A springing power of attorney, also called a conditional power of attorney, is a special type of durable power of attorney that only becomes active in certain circumstances. For example, you can draft your power of attorney so that it goes into effect if your doctor documents that you have become mentally incompetent and can no longer handle your finances. This means that the attorney-in-fact that you name in your power of attorney will have no legal authority to act for you until that "springing" event occurs.

Powers delegated in a power of attorney

With a power of attorney for finances you decide which powers you would like to delegate, including:

  • real estate transactions
  • chattel and goods transactions
  • bond, share and commodity transactions
  • banking transactions
  • business operating transactions
  • insurance transactions
  • military benefits
  • retirement benefits transactions
  • tax matters

In addition, you can give your attorney-in-fact authority to make gifts to your spouse, children and other relatives up to $10,000 per year.
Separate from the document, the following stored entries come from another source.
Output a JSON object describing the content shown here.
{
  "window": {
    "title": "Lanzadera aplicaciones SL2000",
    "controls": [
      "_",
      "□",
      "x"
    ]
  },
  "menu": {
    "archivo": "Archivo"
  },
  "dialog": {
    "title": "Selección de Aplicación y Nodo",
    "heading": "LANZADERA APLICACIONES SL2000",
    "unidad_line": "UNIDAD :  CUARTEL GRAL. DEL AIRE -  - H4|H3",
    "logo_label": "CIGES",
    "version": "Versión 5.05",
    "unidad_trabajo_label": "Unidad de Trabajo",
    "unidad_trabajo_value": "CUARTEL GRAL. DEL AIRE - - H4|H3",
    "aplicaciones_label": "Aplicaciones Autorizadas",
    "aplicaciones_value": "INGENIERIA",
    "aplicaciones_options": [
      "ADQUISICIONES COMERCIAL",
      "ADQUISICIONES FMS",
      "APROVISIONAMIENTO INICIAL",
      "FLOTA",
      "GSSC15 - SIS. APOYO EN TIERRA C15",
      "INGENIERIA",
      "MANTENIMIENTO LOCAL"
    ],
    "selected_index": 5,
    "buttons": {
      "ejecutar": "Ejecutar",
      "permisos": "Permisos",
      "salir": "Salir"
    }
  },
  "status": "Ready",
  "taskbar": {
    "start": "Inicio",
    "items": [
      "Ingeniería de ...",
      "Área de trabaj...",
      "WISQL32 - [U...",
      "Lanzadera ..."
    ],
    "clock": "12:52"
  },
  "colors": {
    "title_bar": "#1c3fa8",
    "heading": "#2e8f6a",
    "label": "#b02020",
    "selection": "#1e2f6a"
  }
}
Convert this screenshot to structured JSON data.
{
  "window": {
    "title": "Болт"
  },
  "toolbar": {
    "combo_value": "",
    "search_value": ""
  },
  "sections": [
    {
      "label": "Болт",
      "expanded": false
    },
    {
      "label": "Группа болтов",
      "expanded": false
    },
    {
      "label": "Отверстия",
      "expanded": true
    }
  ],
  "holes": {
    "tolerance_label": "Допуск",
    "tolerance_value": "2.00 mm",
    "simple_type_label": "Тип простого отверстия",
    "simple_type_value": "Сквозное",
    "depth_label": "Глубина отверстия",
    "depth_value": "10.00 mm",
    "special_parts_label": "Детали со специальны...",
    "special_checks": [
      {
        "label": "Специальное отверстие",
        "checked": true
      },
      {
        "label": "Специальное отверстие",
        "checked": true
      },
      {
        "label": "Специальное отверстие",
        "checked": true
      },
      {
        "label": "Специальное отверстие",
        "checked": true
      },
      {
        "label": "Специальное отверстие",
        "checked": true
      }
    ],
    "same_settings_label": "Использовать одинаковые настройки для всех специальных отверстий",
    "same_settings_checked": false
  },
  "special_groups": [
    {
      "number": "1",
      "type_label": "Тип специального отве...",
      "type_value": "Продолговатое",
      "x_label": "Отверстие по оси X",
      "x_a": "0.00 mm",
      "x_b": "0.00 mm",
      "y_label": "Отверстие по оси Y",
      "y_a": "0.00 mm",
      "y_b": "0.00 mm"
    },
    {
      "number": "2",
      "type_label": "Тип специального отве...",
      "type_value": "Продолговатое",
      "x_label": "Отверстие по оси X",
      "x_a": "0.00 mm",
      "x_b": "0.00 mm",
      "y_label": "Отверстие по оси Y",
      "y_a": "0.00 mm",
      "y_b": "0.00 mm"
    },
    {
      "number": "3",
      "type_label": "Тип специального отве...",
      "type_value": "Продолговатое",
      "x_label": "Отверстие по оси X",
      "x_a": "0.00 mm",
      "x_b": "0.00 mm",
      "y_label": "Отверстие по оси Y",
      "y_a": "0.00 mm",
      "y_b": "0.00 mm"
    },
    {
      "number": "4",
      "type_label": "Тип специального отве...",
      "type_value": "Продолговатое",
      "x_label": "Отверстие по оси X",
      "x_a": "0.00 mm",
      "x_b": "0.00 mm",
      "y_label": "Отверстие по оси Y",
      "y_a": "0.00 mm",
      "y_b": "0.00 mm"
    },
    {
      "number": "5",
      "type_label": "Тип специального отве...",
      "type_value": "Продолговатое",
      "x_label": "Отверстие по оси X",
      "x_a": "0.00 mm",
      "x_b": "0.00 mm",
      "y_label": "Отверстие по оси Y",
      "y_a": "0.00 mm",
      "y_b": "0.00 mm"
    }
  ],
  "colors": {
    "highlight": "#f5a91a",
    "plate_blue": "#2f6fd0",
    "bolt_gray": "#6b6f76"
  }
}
Power of attorney vs. health care proxy

A power of attorney can be executed for finances or for health care. For purposes of estate planning and for purposes of planning for incapacity, in New York the term "power of attorney" usually refers to a power of attorney for finances while a health care proxy is a power of attorney for health care.

With a health care proxy you give your agent the authority to make health care decisions for you in the event that your physician determines that you are mentally incapacitated and unable to make your own medical decisions. Medical and care decisions that you can give your agent the power to address for you include:

  • artificial respiration
  • artificial nutrition and hydration
  • CPR
  • antipsychotic medication
  • electric shock therapy
  • antibiotics
  • surgical procedures
  • dialysis
  • organ transplantation
  • blood transfusions
  • medication

Before your agent can exercise power to cease or refuse a life-sustaining treatment such as CPR or nutrition and hydration, a second physician would have to agree that you are mentally incapacitated and unable to make decisions for yourself.

Executing a Power of Attorney

Under New York law there are certain steps that you must take in order for a power of attorney to be properly executed. The document must be legible. Both you and the person you are nominating to be your attorney-in-fact must sign and date the document. NY GOB Law § 5-1501B.

Terminating or Changing a Power of Attorney

A power of attorney terminates if you pass away, if you become incapacitated (unless it is durable), if you revoke it, on the termination date mentioned in the document, the purpose of the power of attorney is accomplished, or your attorney-in-fact no longer is willing or able to fulfill his or her duties as your attorney-in-fact.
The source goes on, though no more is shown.